KNIGHT RIDDER NEWSPAPERS
ST. PAUL, Minn. -- Kristen Moe, age 16, is savoring her prepaid cell phone and the envy of her peers.
"It's a really cool phone," said the Eden Prairie teenager. "All my friends admire it because it slides and stuff."
Her Virgin Mobile "MTV Edition" phone slides open instead of flips. It lets Moe download MTV-only ring tones, including a song from rap artist 50 Cent. And she sometimes uses it to surreptitiously play games or send text messages to her friends during class. "Everyone's doing it," she said.
The fact that it's a prepaid phone, meaning she pays for her minutes upfront instead of waiting for a bill, is cool as well. "I think the prepaid way is nicer because you don't have to deal with the whole billing thing," she said.
More than 150 million Americans tote a cell phone, and if you think that's a lot, just wait.

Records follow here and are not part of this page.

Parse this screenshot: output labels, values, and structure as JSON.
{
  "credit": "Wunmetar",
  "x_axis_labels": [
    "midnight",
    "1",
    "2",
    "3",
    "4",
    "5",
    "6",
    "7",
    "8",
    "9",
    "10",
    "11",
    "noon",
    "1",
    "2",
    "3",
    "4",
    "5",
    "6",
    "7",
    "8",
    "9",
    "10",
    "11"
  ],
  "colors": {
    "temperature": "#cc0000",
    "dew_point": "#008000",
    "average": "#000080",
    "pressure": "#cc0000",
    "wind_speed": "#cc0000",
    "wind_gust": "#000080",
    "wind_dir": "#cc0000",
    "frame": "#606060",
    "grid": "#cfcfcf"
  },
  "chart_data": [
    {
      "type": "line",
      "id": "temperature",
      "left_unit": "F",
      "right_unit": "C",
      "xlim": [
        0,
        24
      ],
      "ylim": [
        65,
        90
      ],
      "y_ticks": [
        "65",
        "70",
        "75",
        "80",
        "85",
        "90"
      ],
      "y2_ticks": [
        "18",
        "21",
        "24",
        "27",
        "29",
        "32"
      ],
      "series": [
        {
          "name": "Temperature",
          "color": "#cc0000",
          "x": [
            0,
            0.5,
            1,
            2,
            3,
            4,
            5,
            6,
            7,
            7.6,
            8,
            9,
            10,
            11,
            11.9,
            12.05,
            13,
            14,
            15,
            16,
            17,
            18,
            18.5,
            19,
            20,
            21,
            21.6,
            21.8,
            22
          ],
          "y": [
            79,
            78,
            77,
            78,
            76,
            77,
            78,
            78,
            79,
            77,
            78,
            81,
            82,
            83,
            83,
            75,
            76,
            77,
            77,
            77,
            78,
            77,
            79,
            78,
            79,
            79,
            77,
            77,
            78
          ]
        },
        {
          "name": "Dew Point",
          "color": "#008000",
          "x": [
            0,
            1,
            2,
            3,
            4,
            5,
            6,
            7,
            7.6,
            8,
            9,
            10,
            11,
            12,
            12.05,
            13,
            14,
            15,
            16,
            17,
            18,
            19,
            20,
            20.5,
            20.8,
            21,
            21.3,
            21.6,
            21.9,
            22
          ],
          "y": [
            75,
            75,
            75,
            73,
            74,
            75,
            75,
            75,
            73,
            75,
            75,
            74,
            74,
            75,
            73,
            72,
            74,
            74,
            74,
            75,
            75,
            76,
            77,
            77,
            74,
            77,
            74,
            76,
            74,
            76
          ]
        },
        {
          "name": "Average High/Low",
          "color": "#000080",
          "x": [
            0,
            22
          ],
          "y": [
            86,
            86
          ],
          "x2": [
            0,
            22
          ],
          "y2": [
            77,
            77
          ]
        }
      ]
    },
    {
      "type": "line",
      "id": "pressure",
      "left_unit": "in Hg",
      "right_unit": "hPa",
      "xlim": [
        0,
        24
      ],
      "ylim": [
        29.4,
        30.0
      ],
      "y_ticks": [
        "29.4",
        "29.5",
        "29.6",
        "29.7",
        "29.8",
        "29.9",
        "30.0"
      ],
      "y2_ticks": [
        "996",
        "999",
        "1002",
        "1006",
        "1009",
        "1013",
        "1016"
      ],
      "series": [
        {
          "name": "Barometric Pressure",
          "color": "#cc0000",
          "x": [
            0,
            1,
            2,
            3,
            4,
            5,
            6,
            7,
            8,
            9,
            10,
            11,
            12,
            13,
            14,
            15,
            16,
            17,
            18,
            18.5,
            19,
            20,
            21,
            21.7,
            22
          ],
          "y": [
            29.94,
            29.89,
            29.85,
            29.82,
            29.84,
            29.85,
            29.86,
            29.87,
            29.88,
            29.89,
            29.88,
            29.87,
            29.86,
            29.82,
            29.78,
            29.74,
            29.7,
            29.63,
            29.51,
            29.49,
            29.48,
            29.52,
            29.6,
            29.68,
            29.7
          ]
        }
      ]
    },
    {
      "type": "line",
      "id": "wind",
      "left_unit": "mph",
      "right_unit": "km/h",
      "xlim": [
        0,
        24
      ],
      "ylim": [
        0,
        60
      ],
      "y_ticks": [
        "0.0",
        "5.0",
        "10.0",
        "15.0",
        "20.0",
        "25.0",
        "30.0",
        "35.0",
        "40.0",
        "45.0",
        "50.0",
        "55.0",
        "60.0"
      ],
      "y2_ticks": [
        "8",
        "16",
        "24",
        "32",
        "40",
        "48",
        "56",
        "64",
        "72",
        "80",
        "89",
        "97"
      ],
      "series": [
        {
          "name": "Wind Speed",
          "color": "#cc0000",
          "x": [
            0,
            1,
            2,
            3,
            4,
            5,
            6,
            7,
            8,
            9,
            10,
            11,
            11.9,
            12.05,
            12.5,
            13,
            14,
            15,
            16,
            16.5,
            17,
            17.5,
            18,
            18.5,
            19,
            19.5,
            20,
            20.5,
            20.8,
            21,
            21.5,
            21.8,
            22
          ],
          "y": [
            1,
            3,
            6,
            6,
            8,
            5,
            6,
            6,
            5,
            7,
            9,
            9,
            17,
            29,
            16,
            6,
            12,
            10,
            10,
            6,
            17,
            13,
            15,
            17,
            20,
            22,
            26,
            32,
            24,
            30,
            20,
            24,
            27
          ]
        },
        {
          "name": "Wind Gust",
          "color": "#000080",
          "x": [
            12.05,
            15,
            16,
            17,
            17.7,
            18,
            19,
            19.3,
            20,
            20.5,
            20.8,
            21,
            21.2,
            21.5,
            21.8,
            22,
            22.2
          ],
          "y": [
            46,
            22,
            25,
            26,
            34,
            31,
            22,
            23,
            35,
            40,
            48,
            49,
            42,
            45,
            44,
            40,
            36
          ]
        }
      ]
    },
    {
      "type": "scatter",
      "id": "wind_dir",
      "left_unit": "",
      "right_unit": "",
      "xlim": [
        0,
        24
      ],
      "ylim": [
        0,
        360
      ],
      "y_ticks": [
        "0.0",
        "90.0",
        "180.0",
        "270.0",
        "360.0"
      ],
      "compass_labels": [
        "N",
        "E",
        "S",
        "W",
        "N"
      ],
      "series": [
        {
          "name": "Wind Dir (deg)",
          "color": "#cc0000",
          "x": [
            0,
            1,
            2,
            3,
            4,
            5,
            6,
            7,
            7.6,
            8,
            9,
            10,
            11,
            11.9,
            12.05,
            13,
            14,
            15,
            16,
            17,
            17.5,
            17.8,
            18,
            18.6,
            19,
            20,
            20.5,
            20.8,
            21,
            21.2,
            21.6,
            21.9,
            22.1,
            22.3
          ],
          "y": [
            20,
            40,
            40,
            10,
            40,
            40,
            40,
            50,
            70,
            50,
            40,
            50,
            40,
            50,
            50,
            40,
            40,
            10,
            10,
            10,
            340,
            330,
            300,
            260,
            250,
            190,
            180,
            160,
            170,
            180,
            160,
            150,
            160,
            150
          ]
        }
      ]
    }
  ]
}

The wireless phone industry is now trying to sell service to people like Kristen, once dismissed as lousy customers -- free-wheeling but credit-challenged young people.
Catering to teens
Companies are even branding themselves with Kristen's generation in mind. Virgin Mobile, FreeUp, GoPhone and Boost Mobile are offering prepaid phones tied to popular musical artists or youth-oriented events like hip-hop concerts, surfing and skateboarding.

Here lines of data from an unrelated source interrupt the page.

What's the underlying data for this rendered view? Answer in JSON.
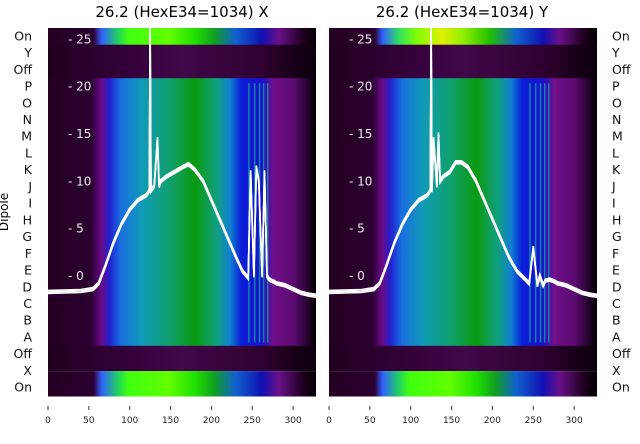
{
  "chart_data": [
    {
      "type": "heatmap",
      "title": "26.2 (HexE34=1034) X",
      "ylabel": "Dipole",
      "row_labels": [
        "On",
        "Y",
        "Off",
        "P",
        "O",
        "N",
        "M",
        "L",
        "K",
        "J",
        "I",
        "H",
        "G",
        "F",
        "E",
        "D",
        "C",
        "B",
        "A",
        "Off",
        "X",
        "On"
      ],
      "xticks": [
        0,
        50,
        100,
        150,
        200,
        250,
        300
      ],
      "xlim": [
        0,
        328
      ],
      "inner_yticks": [
        25,
        20,
        15,
        10,
        5,
        0
      ],
      "inner_ylim": [
        -12.7,
        26.2
      ],
      "line": {
        "color": "#ffffff",
        "x": [
          0,
          40,
          55,
          62,
          70,
          80,
          90,
          100,
          110,
          120,
          124,
          125,
          126,
          130,
          134,
          136,
          138,
          145,
          155,
          165,
          172,
          180,
          190,
          200,
          210,
          220,
          230,
          238,
          245,
          248,
          252,
          255,
          258,
          262,
          265,
          268,
          270,
          273,
          276,
          280,
          290,
          300,
          310,
          320,
          328
        ],
        "y": [
          -1.7,
          -1.6,
          -1.4,
          -0.8,
          1,
          3.5,
          5.5,
          7,
          8,
          8.5,
          9,
          26.5,
          9,
          9.5,
          14.5,
          9.5,
          10,
          10.5,
          11,
          11.5,
          11.8,
          11.2,
          10,
          8,
          6,
          4,
          2,
          0.5,
          -0.2,
          11,
          0,
          11.5,
          10,
          0,
          11,
          0,
          -0.3,
          -0.5,
          -0.6,
          -0.8,
          -1,
          -1.4,
          -1.8,
          -2,
          -2.1
        ]
      }
    },
    {
      "type": "heatmap",
      "title": "26.2 (HexE34=1034) Y",
      "row_labels": [
        "On",
        "Y",
        "Off",
        "P",
        "O",
        "N",
        "M",
        "L",
        "K",
        "J",
        "I",
        "H",
        "G",
        "F",
        "E",
        "D",
        "C",
        "B",
        "A",
        "Off",
        "X",
        "On"
      ],
      "xticks": [
        0,
        50,
        100,
        150,
        200,
        250,
        300
      ],
      "xlim": [
        0,
        328
      ],
      "inner_yticks": [
        25,
        20,
        15,
        10,
        5,
        0
      ],
      "inner_ylim": [
        -12.7,
        26.2
      ],
      "line": {
        "color": "#ffffff",
        "x": [
          0,
          40,
          55,
          62,
          70,
          80,
          90,
          100,
          110,
          120,
          124,
          125,
          126,
          128,
          132,
          134,
          136,
          140,
          148,
          155,
          162,
          170,
          180,
          190,
          200,
          210,
          220,
          230,
          238,
          245,
          250,
          255,
          258,
          262,
          265,
          270,
          276,
          280,
          290,
          300,
          310,
          320,
          328
        ],
        "y": [
          -1.7,
          -1.6,
          -1.4,
          -0.8,
          1,
          3.5,
          5.5,
          7,
          8,
          8.5,
          9,
          26.5,
          9,
          14.5,
          9.5,
          15,
          10,
          10.5,
          11,
          12,
          12,
          11.5,
          10,
          8,
          6,
          4,
          2,
          0.5,
          -0.2,
          -0.8,
          3,
          -1,
          0,
          -1,
          -0.5,
          -0.4,
          -0.6,
          -0.8,
          -1,
          -1.4,
          -1.8,
          -2,
          -2.1
        ]
      }
    }
  ]
}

They know young people have no patience for long-winded explanations of the mind-numbing variations of cell phone plans, so they're making these phones as easy to buy as grabbing a pair of cheap sunglasses off a rack.

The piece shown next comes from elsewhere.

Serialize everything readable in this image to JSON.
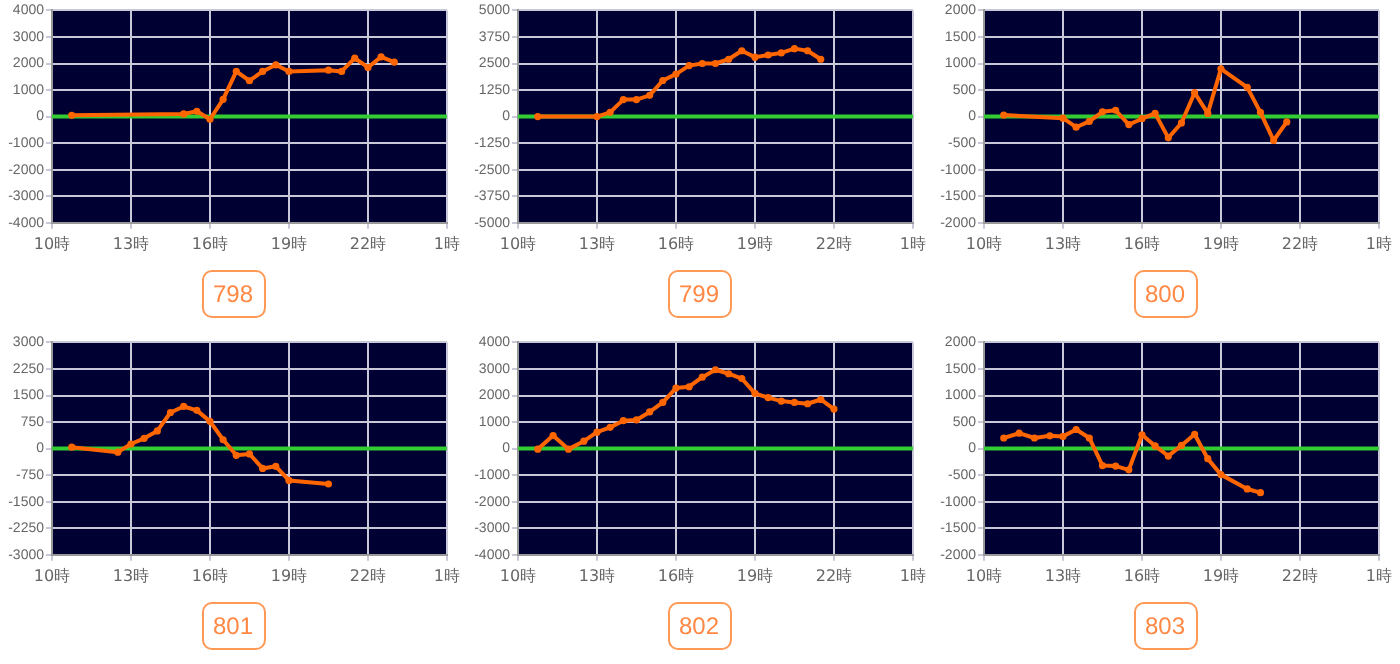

"With Boost, they walk by, and bing, bang, bong, they're done," said Audrey Schaefer, spokeswoman for Nextel Communications, which formed Boost Mobile in a partnership with an Australian wireless company of the same name.
Unlike most cell phone plans, these services don't require a credit check or lock a person into a contract for at least a year with regular monthly payments.
Prepaid phones
Instead, wireless companies have turned to their ugly stepchildren, prepaid phones, and given them Cinderella-style makeovers -- if Cinderella watched a lot of MTV, gyrated to hip-hop and sported tattoos.
With prepaid phones, customers don't pay a monthly fee or sign up for a plan. They simply buy the phone, load it with minutes, usually in batches of $20 to $100, and start dialing. When the minutes run out, they buy more. Prepaid cards, often sold at convenience stores, let them buy the minutes and load them by entering a PIN number. Increasingly, though, wireless companies are setting up online Web sites for customers to use with a credit card.
Old prepaid plans failed miserably, noted senior wireless industry analyst Adam Guy of the Yankee Group, a technology research firm based in Boston.
Carriers offered a limited selection of clunky, obsolete models, sold them full price and charged a lot per minute to boot. Carriers still lost money because the activation cards were easy to shoplift, and customers didn't stick around long enough for the company to recoup its investment, Guy said.
New plans
Newer prepaid plans, however, sell phones for under $50, and some offer the same top models costing as much as $200 as in their postpaid plans. A few feature exclusives, such as Virgin's MTV edition or Boost's Roxy model, which is tied to the surf-lifestyle brand popular with some teen girls.
Per-minute prices have dropped to as low as 10 cents a minute under certain conditions, Guy said, and the ability to activate and pay for service online has cut fraud.
"Prepaid is no longer a dirty word," he said.
The emphasis on prepaid phones reflects a maturing cell phone market. More than half of all U.S. residents already own a cell phone, and the traditional "postpaid" (or monthly billing) market is reaching saturation, Guy said.
Guy estimates that the number of users for prepaid and new "hybrid" services, which combine popular postpaid features such as credit card payment, will nearly double by 2007.
New prepaid users could generate $6.3 billion in additional revenue to the total wireless market between 2003 and 2006 "if carriers are successful in implementing their prepaid offers to teenagers and poor-credit users," according to researchers at Morgan Stanley Equity Research.